NVIDIA has released a large, open-source dataset to support the development of physical AI systems, including robotics and autonomous vehicles (AVs). Announced at the NVIDIA GTC conference in San Jose, the Physical AI Dataset is available on Hugging Face and provides 15 terabytes of data, featuring more than 320,000 robotics trajectories and up to 1,000 Universal Scene Description (OpenUSD) assets. NVIDIA plans to expand the dataset to include data supporting end-to-end AV development, with 20-second traffic scenario clips from over 1,000 U.S. cities and multiple European countries.
The dataset is intended to accelerate pretraining and post-training for AI models used in applications like warehouse robotics, humanoid surgical assistants, and AVs navigating complex traffic conditions. NVIDIA said the dataset will also feed into its existing platforms, including Cosmos, DRIVE AV, Isaac, and Metropolis. Research institutions such as the Berkeley DeepDrive Center, Carnegie Mellon Safe AI Lab, and UC San Diego’s Contextual Robotics Institute are early adopters.
NVIDIA highlighted that physical AI model development typically requires extensive, diverse data to train robust systems. The company emphasized that collecting and curating such data can be cost-prohibitive, especially for smaller organizations. The dataset’s scale is designed to enhance safety research, with tools like NVIDIA NeMo Curator allowing for faster processing of large video datasets. Developers can also leverage NVIDIA’s Isaac GR00T workflow for generating synthetic robot manipulation data.

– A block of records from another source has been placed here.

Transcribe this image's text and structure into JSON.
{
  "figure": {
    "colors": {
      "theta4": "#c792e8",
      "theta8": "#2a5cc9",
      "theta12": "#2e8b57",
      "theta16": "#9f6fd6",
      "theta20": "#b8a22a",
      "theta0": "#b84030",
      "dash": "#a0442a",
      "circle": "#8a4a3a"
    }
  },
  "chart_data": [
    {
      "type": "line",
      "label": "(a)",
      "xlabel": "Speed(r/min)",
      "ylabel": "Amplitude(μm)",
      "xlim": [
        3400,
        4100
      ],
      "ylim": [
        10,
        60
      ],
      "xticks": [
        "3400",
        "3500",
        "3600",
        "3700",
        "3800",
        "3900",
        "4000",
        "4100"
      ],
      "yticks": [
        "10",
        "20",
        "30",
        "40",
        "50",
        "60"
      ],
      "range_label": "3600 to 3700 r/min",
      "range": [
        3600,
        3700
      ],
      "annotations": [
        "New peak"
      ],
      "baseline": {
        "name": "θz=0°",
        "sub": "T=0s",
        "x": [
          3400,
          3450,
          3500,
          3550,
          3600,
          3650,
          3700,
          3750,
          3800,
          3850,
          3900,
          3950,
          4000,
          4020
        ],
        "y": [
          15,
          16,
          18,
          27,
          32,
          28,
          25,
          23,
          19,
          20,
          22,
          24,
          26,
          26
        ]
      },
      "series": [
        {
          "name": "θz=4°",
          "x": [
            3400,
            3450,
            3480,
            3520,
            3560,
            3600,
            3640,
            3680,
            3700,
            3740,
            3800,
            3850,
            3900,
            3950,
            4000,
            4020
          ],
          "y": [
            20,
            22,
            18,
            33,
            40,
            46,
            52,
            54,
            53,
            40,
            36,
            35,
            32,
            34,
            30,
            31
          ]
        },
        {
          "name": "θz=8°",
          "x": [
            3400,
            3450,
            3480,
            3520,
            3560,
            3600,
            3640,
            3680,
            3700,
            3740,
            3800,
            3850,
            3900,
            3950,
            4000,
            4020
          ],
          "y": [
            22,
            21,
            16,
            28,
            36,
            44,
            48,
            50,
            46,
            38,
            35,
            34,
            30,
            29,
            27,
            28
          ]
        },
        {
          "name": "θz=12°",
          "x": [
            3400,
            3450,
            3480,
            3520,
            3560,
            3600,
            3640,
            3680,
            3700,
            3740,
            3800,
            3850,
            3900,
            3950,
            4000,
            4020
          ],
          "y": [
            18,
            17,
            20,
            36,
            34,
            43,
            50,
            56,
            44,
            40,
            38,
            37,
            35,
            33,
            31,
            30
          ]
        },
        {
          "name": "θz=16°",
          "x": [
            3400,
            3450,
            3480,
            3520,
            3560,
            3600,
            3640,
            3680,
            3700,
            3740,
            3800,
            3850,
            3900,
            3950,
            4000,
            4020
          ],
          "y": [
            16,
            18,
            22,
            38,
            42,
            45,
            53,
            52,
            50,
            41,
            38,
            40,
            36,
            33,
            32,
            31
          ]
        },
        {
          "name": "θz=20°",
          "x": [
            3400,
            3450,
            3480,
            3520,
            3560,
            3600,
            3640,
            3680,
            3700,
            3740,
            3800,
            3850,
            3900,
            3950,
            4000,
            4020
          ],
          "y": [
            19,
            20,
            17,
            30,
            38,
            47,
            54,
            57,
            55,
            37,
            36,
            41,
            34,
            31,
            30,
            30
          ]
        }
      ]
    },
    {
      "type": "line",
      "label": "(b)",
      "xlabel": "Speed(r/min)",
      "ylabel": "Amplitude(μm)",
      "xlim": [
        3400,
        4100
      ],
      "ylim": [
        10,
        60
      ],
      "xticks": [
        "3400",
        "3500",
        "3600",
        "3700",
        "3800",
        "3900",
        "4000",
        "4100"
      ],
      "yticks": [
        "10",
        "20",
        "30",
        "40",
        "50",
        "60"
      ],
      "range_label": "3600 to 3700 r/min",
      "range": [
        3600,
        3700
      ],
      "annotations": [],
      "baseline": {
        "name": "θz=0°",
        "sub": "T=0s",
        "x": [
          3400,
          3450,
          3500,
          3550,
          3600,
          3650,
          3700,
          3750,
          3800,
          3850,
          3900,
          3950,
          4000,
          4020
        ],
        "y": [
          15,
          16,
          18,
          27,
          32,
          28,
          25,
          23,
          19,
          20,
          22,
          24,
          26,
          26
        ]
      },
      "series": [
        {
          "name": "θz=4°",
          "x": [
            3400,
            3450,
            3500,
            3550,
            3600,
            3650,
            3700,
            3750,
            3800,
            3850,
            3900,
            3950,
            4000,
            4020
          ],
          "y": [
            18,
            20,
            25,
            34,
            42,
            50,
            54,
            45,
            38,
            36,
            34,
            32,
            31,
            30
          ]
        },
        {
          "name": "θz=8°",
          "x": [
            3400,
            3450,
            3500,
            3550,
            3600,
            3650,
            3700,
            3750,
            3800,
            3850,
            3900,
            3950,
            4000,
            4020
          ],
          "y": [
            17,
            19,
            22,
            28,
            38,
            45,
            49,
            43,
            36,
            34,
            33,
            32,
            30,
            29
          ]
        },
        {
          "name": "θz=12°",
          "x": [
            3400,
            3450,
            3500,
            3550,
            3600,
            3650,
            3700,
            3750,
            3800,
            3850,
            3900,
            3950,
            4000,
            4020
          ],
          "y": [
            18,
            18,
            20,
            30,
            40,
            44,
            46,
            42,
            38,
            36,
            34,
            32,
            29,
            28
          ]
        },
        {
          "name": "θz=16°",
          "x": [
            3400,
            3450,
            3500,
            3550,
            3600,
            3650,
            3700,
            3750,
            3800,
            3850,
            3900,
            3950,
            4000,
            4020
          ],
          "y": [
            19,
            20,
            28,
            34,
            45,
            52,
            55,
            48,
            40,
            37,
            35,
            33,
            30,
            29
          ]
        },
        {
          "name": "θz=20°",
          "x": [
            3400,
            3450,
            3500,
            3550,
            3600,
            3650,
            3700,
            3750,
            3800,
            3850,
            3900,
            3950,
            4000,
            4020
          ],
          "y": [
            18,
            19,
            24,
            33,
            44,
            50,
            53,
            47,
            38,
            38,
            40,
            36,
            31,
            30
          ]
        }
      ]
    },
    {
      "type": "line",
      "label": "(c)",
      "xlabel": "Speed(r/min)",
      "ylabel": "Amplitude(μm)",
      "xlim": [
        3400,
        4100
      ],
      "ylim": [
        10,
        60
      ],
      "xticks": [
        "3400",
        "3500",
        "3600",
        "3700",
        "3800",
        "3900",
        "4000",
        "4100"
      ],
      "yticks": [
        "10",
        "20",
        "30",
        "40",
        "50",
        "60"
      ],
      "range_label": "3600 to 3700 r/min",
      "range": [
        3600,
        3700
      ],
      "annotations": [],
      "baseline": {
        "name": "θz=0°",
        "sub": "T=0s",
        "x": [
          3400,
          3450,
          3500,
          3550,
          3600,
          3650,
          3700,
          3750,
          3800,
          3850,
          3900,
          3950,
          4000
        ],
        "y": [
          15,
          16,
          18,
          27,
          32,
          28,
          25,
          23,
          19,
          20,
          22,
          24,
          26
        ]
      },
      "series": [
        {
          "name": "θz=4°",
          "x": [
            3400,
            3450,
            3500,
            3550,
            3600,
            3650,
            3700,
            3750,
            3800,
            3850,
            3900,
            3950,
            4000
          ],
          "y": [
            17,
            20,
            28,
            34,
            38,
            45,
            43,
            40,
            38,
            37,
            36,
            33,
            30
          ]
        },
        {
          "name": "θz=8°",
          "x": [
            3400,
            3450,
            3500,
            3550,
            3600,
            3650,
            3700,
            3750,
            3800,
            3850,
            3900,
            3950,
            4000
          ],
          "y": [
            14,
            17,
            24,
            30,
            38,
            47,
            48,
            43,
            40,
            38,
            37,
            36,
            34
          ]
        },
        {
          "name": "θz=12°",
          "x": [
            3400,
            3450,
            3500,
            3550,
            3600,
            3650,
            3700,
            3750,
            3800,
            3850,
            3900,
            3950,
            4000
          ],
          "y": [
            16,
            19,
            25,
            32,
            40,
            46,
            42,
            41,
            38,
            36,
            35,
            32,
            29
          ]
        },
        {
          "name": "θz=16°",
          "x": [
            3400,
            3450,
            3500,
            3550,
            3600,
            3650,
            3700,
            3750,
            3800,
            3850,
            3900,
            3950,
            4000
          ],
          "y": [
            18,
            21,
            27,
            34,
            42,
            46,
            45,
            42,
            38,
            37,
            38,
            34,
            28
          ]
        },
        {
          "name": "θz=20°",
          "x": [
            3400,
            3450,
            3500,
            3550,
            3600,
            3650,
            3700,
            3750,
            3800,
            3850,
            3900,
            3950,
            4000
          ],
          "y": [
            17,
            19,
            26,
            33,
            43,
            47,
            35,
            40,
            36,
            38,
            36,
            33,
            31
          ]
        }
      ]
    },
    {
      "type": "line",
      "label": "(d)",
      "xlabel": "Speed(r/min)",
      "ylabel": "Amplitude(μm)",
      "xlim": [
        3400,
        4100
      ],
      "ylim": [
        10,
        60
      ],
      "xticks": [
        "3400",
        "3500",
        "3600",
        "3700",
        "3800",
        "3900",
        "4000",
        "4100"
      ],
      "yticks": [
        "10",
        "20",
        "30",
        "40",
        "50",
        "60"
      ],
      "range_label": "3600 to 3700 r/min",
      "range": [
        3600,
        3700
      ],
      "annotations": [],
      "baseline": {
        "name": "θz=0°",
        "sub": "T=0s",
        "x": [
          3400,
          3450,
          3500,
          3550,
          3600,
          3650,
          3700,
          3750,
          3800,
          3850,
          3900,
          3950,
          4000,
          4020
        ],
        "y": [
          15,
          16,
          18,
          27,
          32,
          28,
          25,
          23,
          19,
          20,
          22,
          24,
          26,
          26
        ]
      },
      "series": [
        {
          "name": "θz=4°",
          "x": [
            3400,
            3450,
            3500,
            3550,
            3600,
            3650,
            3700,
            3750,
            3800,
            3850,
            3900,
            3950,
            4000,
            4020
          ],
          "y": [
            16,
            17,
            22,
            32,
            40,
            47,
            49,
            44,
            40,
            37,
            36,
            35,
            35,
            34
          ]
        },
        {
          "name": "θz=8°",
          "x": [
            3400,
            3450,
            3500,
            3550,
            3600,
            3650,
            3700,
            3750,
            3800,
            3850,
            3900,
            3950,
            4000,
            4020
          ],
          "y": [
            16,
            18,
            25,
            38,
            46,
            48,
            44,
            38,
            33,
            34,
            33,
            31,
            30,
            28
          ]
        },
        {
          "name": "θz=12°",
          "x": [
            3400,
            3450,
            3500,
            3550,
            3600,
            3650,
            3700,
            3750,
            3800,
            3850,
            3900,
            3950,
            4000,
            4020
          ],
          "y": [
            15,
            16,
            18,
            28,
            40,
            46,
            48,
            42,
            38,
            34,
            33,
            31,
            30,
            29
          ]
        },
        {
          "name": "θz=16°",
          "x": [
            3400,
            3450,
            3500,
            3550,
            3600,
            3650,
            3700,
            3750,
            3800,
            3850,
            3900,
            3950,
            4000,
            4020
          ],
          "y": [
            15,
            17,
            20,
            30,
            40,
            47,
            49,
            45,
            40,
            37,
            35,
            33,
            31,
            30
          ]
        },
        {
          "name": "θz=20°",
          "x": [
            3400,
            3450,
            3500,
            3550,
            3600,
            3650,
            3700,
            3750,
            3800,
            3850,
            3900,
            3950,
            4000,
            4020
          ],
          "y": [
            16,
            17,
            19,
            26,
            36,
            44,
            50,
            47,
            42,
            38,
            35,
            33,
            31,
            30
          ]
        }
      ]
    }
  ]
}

• NVIDIA launched a 15TB open-source dataset for physical AI development.
• Dataset includes 320,000+ robotics training trajectories and 1,000 OpenUSD assets.
• Autonomous vehicle dataset expansion will cover 1,000+ cities across the U.S. and Europe.
• Supports NVIDIA Cosmos, DRIVE AV, Isaac, and Metropolis platforms.
• Early adopters: UC Berkeley, Carnegie Mellon, UC San Diego labs.
• Enables faster AI model training for safety-critical applications.
• NVIDIA NeMo Curator processes 20 million hours of video in two weeks on Blackwell GPUs.
• Dataset is available now on Hugging Face.
“We can do a lot of things with this dataset, such as training predictive AI models that help autonomous vehicles better track the movements of vulnerable road users like pedestrians to improve safety,” said Henrik Christensen, director of robotics and AV labs at UC San Diego.